Place a 0.15mm feelt gauge into the valve that is not being adjusted - this is to eliminate any rocker movement - this is exactly how it was done with the exhaust valve; except now you use the required feeler size for the intake.
I check the amount of pull on the feeler gauge by setting the wrench in such a position that it does not move when I let it go and then pull on the gauge.
I control the tension with the 3mm allen - once set then I tighten and re-check.
Once set repeat the process for the other valve, except now you swap feelers.
Take your time - don't rush
Semper_Fi
05-26-2009, 02:55 PM
The goal is to be as close to each as possible.
If both have the same amount of drag then the Clutch Side Valve adjustment is complete and you can proceed to the Throttle Side Valve adjustment.
Semper_Fi
05-26-2009, 03:13 PM
Adjusting the THROTTLE SIDE Valves
Bump the bike in gear until you see the following alignment mark shown below.
It needs to be at the 3 o'clock position - if you missed it - bump the engine around until you get it - DO NOT BUMP BACKWARDS!
Please note the alignment marks are only visible from the Throttle-side cylinder
Once set in the position below - proceed with the Throttle valve side adjustment as was done with the Clutch side.
Semper_Fi
05-26-2009, 03:16 PM
VALVE COVER REASSEMBLY NOTES
Once you have completed both cylinder valve adjustments it is time to put the bike back together.
There are two items to be aware when re-installing the valve covers.
1 - is the o-ring gasket for the spark plug
2 - be aware of the shouldered bolts for attaching the valve cover to the head.
First the oring
Make sure it is clean and prepare to install on the inside of the valve cover.
Semper_Fi
05-29-2009, 04:20 PM
Mount o-ring onto the valve cover
Special note - the valve cover screws were not installed - they can not be removed.
Please note how they are shouldered - more details to follow
Semper_Fi
05-29-2009, 04:23 PM
Close up of the shouldered bolt for the valve cover.
The imporantance of this is that as you are tightening you will bottom out onto the head. once there do not continue to tighten.
Semper_Fi
05-29-2009, 04:26 PM
Prior to mounting the valve cover you need to reinstall the valve cover gasket.

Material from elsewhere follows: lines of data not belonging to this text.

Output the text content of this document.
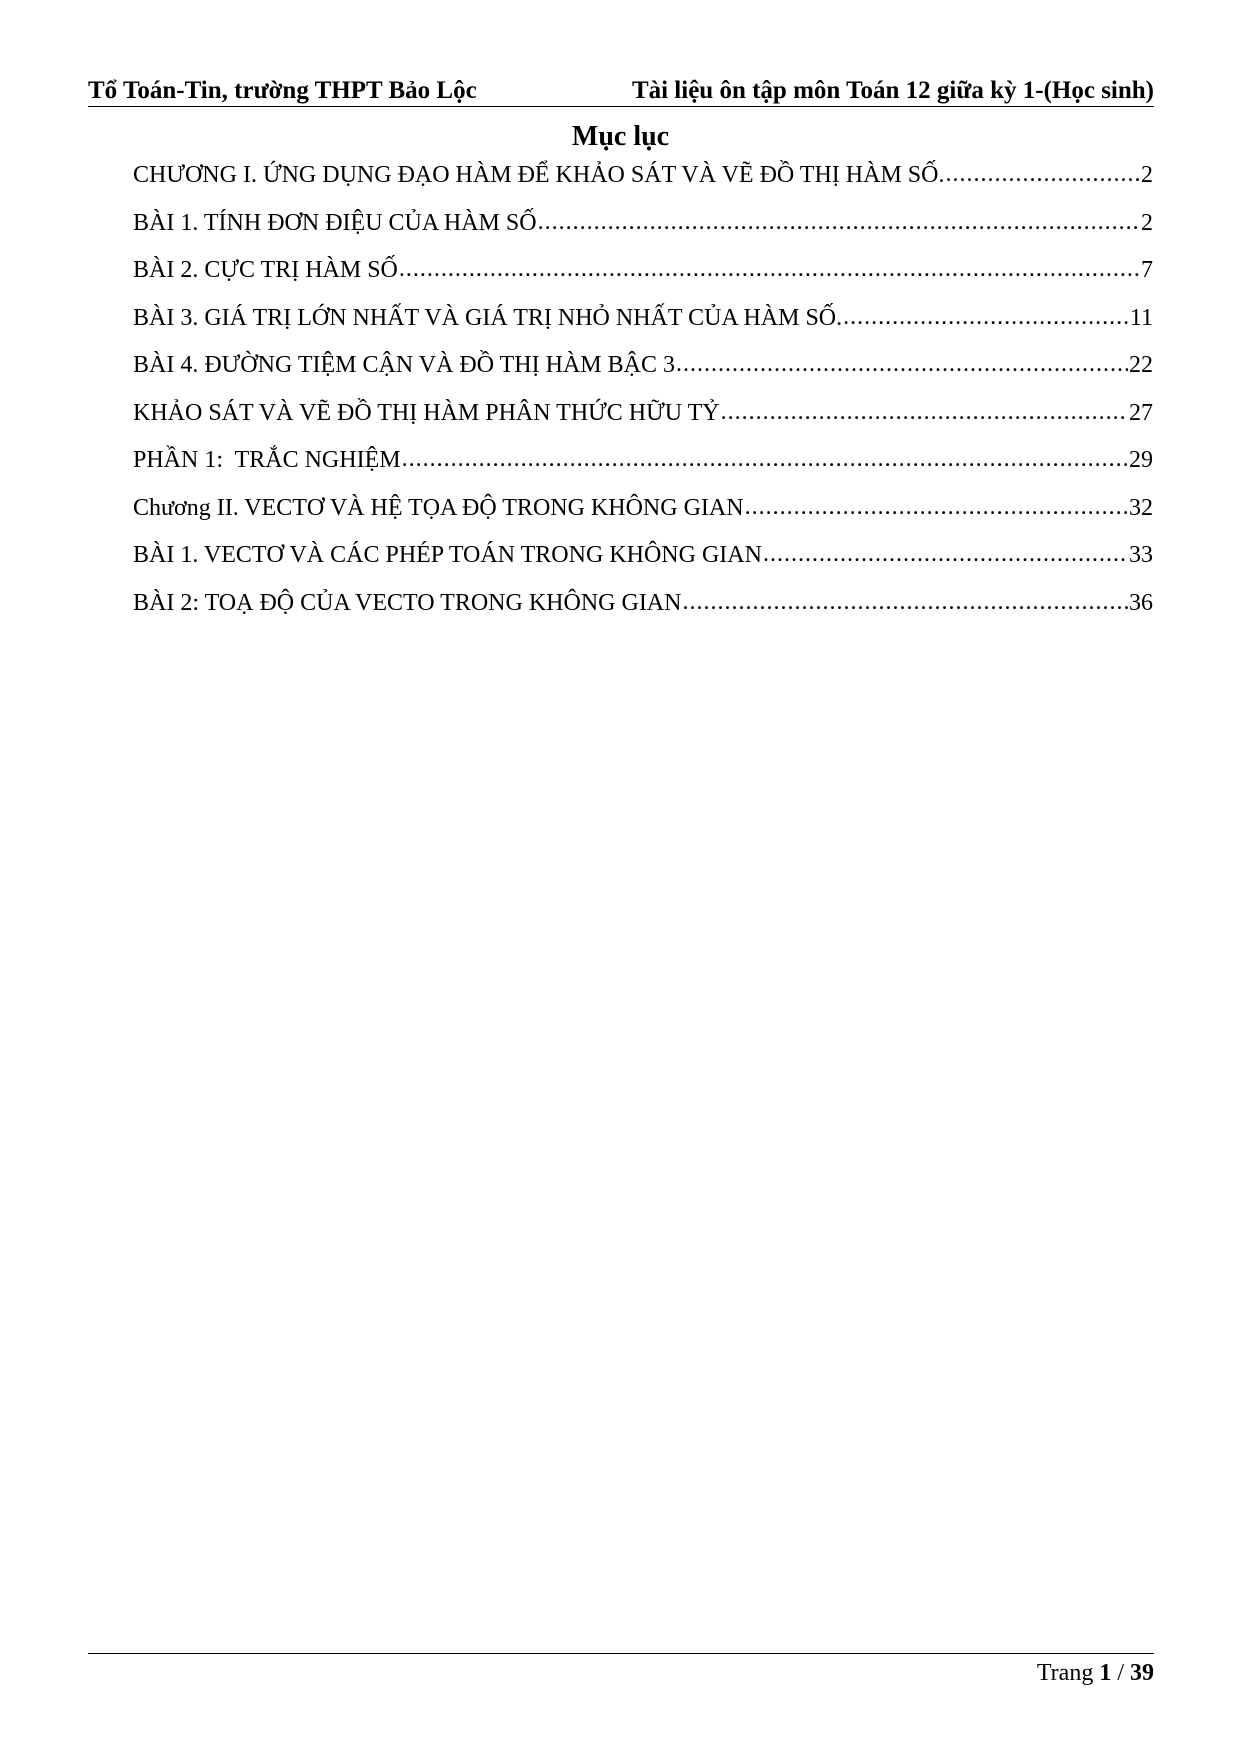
Tổ Toán-Tin, trường THPT Bảo Lộc	Tài liệu ôn tập môn Toán 12 giữa kỳ 1-(Học sinh)
Mục lục
CHƯƠNG I. ỨNG DỤNG ĐẠO HÀM ĐỂ KHẢO SÁT VÀ VẼ ĐỒ THỊ HÀM SỐ. .....	2
BÀI 1. TÍNH ĐƠN ĐIỆU CỦA HÀM SỐ .....	2
BÀI 2. CỰC TRỊ HÀM SỐ .....	7
BÀI 3. GIÁ TRỊ LỚN NHẤT VÀ GIÁ TRỊ NHỎ NHẤT CỦA HÀM SỐ. .....	11
BÀI 4. ĐƯỜNG TIỆM CẬN VÀ ĐỒ THỊ HÀM BẬC 3 .....	22
KHẢO SÁT VÀ VẼ ĐỒ THỊ HÀM PHÂN THỨC HỮU TỶ .....	27
PHẦN 1:  TRẮC NGHIỆM .....	29
Chương II. VECTƠ VÀ HỆ TỌA ĐỘ TRONG KHÔNG GIAN .....	32
BÀI 1. VECTƠ VÀ CÁC PHÉP TOÁN TRONG KHÔNG GIAN .....	33
BÀI 2: TOẠ ĐỘ CỦA VECTO TRONG KHÔNG GIAN .....	36
Trang 1 / 39
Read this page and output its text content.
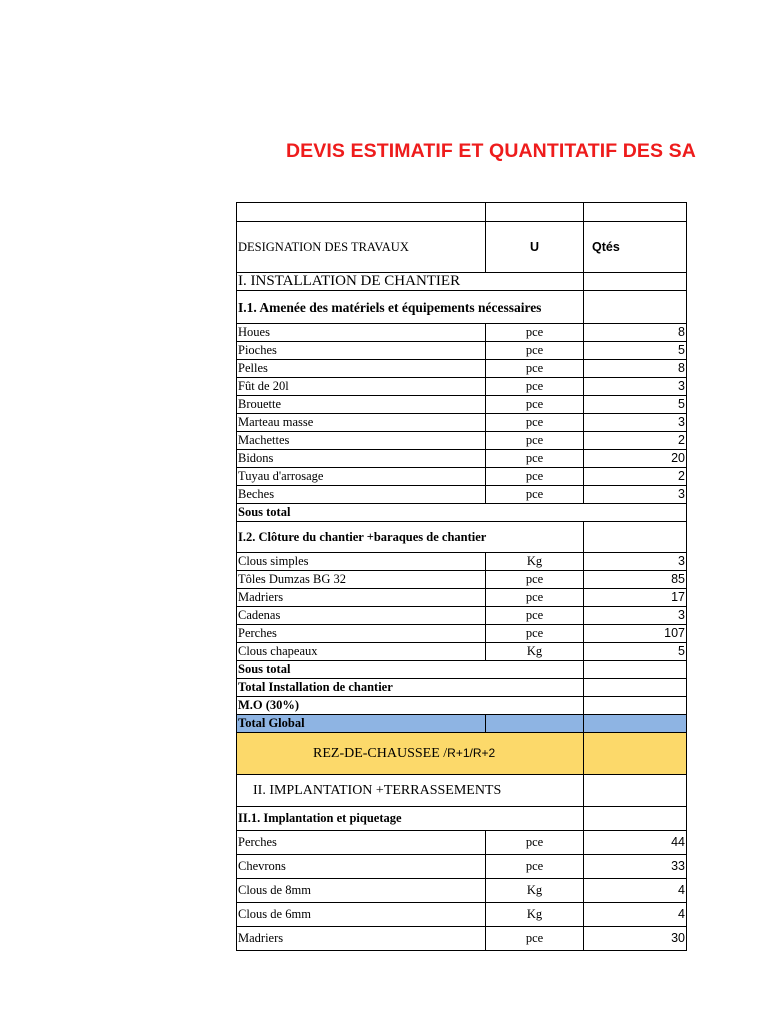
DEVIS ESTIMATIF ET QUANTITATIF DES SA

DESIGNATION DES TRAVAUX	U	Qtés
I. INSTALLATION DE CHANTIER		
I.1. Amenée des matériels et équipements nécessaires		
Houes	pce	8
Pioches	pce	5
Pelles	pce	8
Fût de 20l	pce	3
Brouette	pce	5
Marteau masse	pce	3
Machettes	pce	2
Bidons	pce	20
Tuyau d'arrosage	pce	2
Beches	pce	3
Sous total		
I.2. Clôture du chantier +baraques de chantier		
Clous simples	Kg	3
Tôles Dumzas BG 32	pce	85
Madriers	pce	17
Cadenas	pce	3
Perches	pce	107
Clous chapeaux	Kg	5
Sous total		
Total Installation de chantier		
M.O (30%)		
Total Global		
REZ-DE-CHAUSSEE /R+1/R+2		
II. IMPLANTATION +TERRASSEMENTS		
II.1. Implantation et piquetage		
Perches	pce	44
Chevrons	pce	33
Clous de 8mm	Kg	4
Clous de 6mm	Kg	4
Madriers	pce	30
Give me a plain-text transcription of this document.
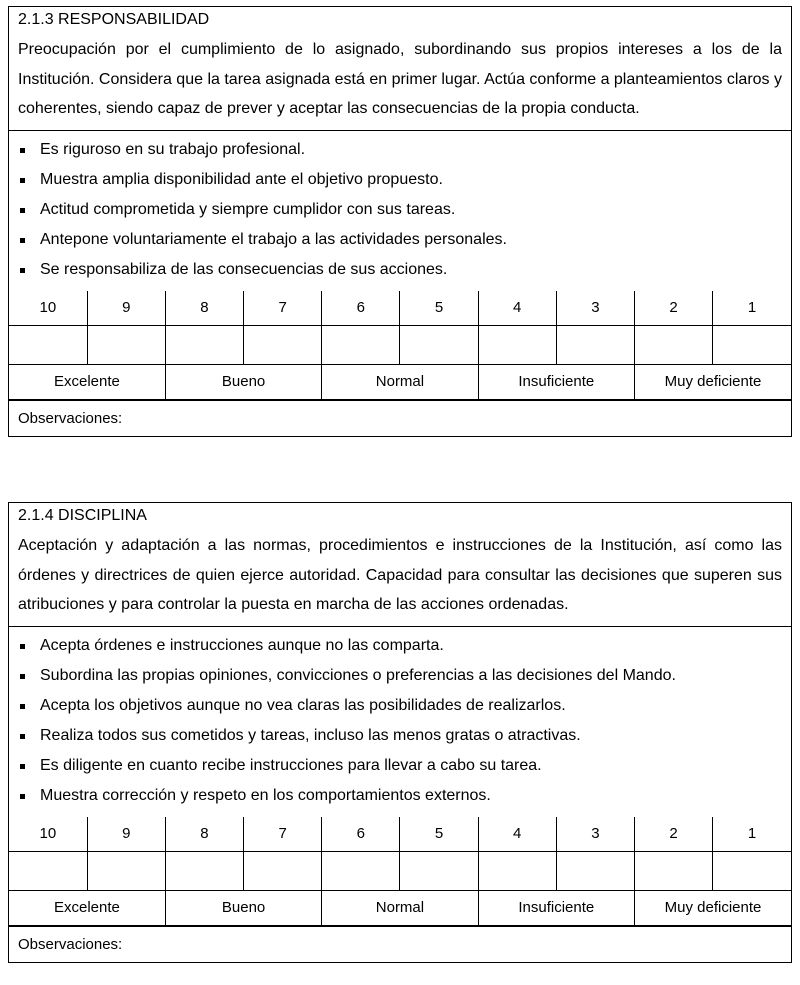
2.1.3 RESPONSABILIDAD
Preocupación por el cumplimiento de lo asignado, subordinando sus propios intereses a los de la Institución. Considera que la tarea asignada está en primer lugar. Actúa conforme a planteamientos claros y coherentes, siendo capaz de prever y aceptar las consecuencias de la propia conducta.
Es riguroso en su trabajo profesional.
Muestra amplia disponibilidad ante el objetivo propuesto.
Actitud comprometida y siempre cumplidor con sus tareas.
Antepone voluntariamente el trabajo a las actividades personales.
Se responsabiliza de las consecuencias de sus acciones.
10	9	8	7	6	5	4	3	2	1

Excelente		Bueno		Normal		Insuficiente		Muy deficiente	
Observaciones:
2.1.4 DISCIPLINA
Aceptación y adaptación a las normas, procedimientos e instrucciones de la Institución, así como las órdenes y directrices de quien ejerce autoridad. Capacidad para consultar las decisiones que superen sus atribuciones y para controlar la puesta en marcha de las acciones ordenadas.
Acepta órdenes e instrucciones aunque no las comparta.
Subordina las propias opiniones, convicciones o preferencias a las decisiones del Mando.
Acepta los objetivos aunque no vea claras las posibilidades de realizarlos.
Realiza todos sus cometidos y tareas, incluso las menos gratas o atractivas.
Es diligente en cuanto recibe instrucciones para llevar a cabo su tarea.
Muestra corrección y respeto en los comportamientos externos.
10	9	8	7	6	5	4	3	2	1

Excelente		Bueno		Normal		Insuficiente		Muy deficiente	
Observaciones:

A couple of things to be aware:
- it is very robust, take good care of it and it can be installed many times
- it is directional - it can not be put in incorrectly.
Semper_Fi
05-29-2009, 04:34 PM
Installing the cover
Note that the spark plug gasket can move during the installation process so it is very important that when you put on the cover it is not canted in any way.
Go straight in and then as a guide align the top two valve cover bolts.
Once the bolts are touching start them by hand - ensuring proper thread engagment - and tighten enough so that you can then start all the other cover bolts.
Semper_Fi
05-29-2009, 04:36 PM
Be aware that the valve cover bolts have washers with gaskets that move around all over the place.
Ensure you have proper alignment before final tightening - this will prevent oil leaks
Semper_Fi
05-29-2009, 04:38 PM
Example for properly secured bolt - repeat for all 4
Tighten diagonally opposite to 10Nm.
Note - I tighten them until the shouldered part of the bolt bottoms onto the head.
Semper_Fi
05-29-2009, 04:52 PM
Once the cover is on - install the spark plug.
Torque spec is 20Nm - I set them for hand-tight
Once the spark plug is in push on the spark plug coil - you will hear and feel an audible "pop" as it seats in.
Semper_Fi
05-29-2009, 04:54 PM
Pop on the spark plug coil cover
Semper_Fi
05-29-2009, 04:55 PM
Install any Cylinder Guard covers that you may have
Semper_Fi
05-29-2009, 05:10 PM
At this point the Throttle Side has been reassembled.
Repeat the same steps for the Clutch Side.
Once that is complete the Valve Adjustment is complete :dance
**************SPECIAL NOTE****************
The Throttle Body Service is usually done after a valve adjustment, at this stage, before putting the rest of the plastic back on the bike is a wonderful opportunity to do just that.